Even before President Trump took office for the second time, USCIS struggled to maintain sufficient staffing levels to adjudicate asylum applications in a timely manner. In a DHS Office of Inspector General report from FY2023, the OIG found that USCIS had over one million asylum cases pending, including 786,000 affirmative asylum cases pending for more than 180 days. The OIG also found that USCIS was not able to adjudicate these asylum cases in a timely manner because of insufficient funding and staffing levels. With this additional context, it is clear that USCIS has lacked sufficient staffing levels to process these claims for years now, and the root of the issue is funding. Therefore, this proposed rule, which effectively puts work permits for asylum seekers on hold until USCIS is able to reduce the asylum case backlog, misses the mark on addressing the root of the issue. Furthermore, a separate group of USCIS workers, Immigration Services Officers, are responsible for reviewing and processing asylum EAD applications, so the size of the EAD backlog does not have any bearing on the agency’s ability to decrease its asylum backlog.

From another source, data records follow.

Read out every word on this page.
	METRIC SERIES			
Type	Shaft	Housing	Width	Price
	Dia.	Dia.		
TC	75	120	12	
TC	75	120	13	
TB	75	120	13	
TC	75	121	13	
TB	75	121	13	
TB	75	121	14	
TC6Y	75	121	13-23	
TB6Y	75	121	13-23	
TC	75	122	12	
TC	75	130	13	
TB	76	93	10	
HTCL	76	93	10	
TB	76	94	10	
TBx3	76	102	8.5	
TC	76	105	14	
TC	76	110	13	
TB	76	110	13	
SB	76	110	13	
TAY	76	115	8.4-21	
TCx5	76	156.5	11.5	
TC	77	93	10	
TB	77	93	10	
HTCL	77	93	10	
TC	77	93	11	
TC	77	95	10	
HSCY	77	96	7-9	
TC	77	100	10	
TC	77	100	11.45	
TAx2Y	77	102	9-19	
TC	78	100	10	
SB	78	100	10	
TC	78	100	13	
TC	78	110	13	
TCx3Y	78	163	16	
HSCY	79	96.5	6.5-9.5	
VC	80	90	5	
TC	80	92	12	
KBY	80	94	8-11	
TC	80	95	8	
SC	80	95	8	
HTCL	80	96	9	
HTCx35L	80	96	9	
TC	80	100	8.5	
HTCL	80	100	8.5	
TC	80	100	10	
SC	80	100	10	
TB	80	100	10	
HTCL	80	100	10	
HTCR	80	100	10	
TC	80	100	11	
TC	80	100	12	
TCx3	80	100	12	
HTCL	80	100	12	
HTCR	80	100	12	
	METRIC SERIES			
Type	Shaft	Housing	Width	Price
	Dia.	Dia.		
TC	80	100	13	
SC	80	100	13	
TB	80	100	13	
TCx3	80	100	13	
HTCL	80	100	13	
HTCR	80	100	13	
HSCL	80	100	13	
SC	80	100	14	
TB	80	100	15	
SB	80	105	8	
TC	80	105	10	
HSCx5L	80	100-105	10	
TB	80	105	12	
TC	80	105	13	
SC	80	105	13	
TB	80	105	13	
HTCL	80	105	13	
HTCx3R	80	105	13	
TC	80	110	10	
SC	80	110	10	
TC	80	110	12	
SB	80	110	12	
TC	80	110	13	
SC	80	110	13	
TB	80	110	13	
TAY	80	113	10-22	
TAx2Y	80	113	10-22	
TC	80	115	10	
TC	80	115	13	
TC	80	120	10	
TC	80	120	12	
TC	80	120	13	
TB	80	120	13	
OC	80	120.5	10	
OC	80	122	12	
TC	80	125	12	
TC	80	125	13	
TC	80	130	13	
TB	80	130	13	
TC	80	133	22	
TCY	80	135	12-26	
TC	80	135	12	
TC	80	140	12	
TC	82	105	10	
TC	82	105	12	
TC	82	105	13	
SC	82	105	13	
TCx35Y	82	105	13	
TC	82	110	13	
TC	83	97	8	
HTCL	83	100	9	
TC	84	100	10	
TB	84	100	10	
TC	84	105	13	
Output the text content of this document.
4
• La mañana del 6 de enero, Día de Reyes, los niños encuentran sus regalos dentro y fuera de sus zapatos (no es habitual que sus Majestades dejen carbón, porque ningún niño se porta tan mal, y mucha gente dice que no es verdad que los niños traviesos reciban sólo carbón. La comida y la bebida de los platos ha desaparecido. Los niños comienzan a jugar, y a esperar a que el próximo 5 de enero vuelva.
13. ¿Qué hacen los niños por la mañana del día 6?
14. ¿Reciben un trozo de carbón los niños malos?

Last, it is worth stating clearly that this regulation does not reflect congressional intent. By barring access to the authorized workforce to asylum seekers, the government is making it nearly impossible for asylum seekers to pay new asylum fees instituted in the One Big Beautiful Bill (OBBBA), or even to live safely in the United States while pursuing their asylum claims. This proposed regulation thus flies in the face of the Refugee Act, and the congressional guarantee that individuals have the ability to seek asylum in the United States.
Based on our concerns, we urge you to withdraw this proposed rule in full and pursue policies that protect access to work authorization. Barring asylum seekers from working legally is not beneficial to them or their families, or our communities.